7 thoughts on “Not Making The Usual Mistakes

  1. Tom West says:

    I always thought that narrow range of what’s acceptable in romance novels made writing one *harder*, not easier. Any thirty thousand words of plot gets you a novel, but only a very specific thirty thousand gets you romance (or other genre).
    Robert Heinlein, god of science fiction writing that he was, tried his hand at other genres and failed (by his own admission) for precisely the reasons you state.

  2. Dave T. says:

    Ah, thank you for this fantastic article. It’s helpful to me right now, if you can believe it. I’m writing for a friend at the moment, a short story to go into an anthology called “The Ships We Sail.” It’s romance on long-term voyages, and bog help me, It’s the most challenging thing I’ve written.

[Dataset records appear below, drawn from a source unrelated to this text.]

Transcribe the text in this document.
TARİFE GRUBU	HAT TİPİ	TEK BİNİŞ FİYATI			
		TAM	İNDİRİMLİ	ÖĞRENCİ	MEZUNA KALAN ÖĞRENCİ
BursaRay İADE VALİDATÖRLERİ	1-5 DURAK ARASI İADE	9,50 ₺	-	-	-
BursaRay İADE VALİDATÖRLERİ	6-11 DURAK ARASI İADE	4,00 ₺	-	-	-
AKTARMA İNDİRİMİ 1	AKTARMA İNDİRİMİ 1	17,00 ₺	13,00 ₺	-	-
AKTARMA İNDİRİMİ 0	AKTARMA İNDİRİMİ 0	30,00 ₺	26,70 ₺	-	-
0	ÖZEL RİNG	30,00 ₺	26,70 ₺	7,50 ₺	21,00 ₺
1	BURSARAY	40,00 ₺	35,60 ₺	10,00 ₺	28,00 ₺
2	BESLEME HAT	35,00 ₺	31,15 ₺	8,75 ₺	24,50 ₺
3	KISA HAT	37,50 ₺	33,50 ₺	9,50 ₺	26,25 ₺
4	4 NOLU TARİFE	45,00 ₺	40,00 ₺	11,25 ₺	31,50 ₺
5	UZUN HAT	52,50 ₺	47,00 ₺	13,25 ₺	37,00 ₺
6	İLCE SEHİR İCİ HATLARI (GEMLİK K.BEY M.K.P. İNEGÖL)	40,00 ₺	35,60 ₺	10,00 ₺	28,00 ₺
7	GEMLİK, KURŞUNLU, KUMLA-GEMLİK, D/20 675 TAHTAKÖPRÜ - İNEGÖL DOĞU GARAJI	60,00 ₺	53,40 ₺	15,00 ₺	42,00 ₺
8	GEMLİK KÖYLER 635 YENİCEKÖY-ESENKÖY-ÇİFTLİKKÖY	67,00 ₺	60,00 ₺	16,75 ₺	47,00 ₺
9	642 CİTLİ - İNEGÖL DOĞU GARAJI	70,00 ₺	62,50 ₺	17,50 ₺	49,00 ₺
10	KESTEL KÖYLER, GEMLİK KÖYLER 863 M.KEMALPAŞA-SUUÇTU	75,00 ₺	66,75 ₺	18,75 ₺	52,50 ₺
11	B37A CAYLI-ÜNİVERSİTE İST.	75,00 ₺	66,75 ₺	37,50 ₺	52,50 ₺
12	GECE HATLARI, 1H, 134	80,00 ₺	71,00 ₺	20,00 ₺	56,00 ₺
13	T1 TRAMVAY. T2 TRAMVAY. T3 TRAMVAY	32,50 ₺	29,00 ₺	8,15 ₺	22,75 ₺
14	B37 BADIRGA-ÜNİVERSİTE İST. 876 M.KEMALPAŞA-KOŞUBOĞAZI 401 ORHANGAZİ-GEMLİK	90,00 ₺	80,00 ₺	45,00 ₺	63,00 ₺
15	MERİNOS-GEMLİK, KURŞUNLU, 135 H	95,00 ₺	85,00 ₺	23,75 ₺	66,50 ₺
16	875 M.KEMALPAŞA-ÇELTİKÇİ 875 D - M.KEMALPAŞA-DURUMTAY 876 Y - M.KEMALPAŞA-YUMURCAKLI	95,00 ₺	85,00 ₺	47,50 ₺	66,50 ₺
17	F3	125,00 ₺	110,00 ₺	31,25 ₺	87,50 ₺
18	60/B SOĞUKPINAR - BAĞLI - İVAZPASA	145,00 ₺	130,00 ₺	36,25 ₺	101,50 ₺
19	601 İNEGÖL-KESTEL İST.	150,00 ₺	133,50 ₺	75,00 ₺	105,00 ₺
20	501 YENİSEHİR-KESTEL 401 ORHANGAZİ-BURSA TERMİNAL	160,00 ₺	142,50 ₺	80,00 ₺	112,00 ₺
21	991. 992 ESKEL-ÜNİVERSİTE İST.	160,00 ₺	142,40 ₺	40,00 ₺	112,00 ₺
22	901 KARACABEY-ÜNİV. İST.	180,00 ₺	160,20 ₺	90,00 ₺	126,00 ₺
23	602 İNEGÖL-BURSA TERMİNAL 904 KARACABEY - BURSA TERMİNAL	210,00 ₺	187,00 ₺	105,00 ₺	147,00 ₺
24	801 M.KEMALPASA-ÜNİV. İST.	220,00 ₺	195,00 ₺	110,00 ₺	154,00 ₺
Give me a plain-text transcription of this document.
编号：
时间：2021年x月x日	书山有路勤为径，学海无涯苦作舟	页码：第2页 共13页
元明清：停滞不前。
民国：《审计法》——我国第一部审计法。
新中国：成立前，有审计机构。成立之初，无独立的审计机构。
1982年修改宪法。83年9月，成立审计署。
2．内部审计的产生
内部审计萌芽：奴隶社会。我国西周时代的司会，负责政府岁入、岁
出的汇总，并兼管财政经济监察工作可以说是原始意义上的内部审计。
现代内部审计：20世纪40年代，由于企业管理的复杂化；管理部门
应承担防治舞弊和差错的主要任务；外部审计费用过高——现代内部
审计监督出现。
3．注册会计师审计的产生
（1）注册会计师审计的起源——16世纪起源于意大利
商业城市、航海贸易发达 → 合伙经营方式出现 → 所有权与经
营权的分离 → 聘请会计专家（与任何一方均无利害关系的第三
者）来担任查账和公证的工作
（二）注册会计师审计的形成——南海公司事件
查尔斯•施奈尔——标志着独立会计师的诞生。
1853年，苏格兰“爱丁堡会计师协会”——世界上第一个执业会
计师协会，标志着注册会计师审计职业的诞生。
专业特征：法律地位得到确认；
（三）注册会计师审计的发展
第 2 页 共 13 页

    I’m days past my deadline. Wish me luck. They haven’t even developed engine-trouble yet.

  3. Katherine says:

    For many years I was a judge for the young adult division of a literary award. Every four years after a hit book, we would suddenly be hit with stacks of imitators. I remember when everything was Harry Potter, when everything was Lemony Snickett, and more recently everything is Twilight.

    The one that had everyone’s eyes rolling after awhile were books based on Campbell’s Hero’s Journey. If I found myself wondering when Princess Leia was turning up, the book was a sure fire loser. And yet many “how to” books slavishly insist it’s the formula for success. Lucas beat you to it people.

  4. Fiona says:

    tvtropes.org. That’s all I’m going to say.

    When your browser is groaning under the weight of opened tabs, DON’T BLAME ME. 🙂

  5. Marc-Antoine says:

    Hello, Ursula! Your rant was a fun read as usual; the next day I read this, and thought you would appreciate the counterpoint:

    http://www.baldurbjarnason.com/notes/bad-writing/

    Quotes:
    Those idioms are only cliches to those who have read a lot. Anybody encountering them for the first time is liable to find them extremely effective. After all, there is a reason why they became popular in the first place.

    Some of what is called bad writing … uses cliched storytelling wrapped in over-exposed idioms, which means that it’s probably going to be fantastic to a new reader unfamiliar to the cliches and idioms.
    Not just fantastic, mind-blowing. Imagine experiencing all of those ideas and concepts for the first time, all packed together in one book?

  6. Kaitlin says:

    I love this article: it’s so true, and I’ve seen the points about romance in a few places lately, mostly because I’ve suddenly found myself about to be published in the romance genre. And you’re right. It’s *not* easy ‘dash it off for some money’ books. But part of the problem is that the really popular books these days are not helping that idea at all: Twilight, 50 Shades… both hugely popular, both…ehhh… writing.

    Anyway, great post 🙂

  7. Owlor says:

    I do wonder if this isn’t sort of a rite-of-passage thing tough, like some chlichés are just things every writer needs to get out of their system somehow. I espescially suspect this is the case with Mary Sues, cus even if you try NOT to crate a Mary Sue, you usually end up doing so anyway, just of a more insidious kind than the archetypical Mary Sue with purple eyes and an overlong name. My Marty Stu character from back in the day was a small gnome who lived in a backpack and threw books at people.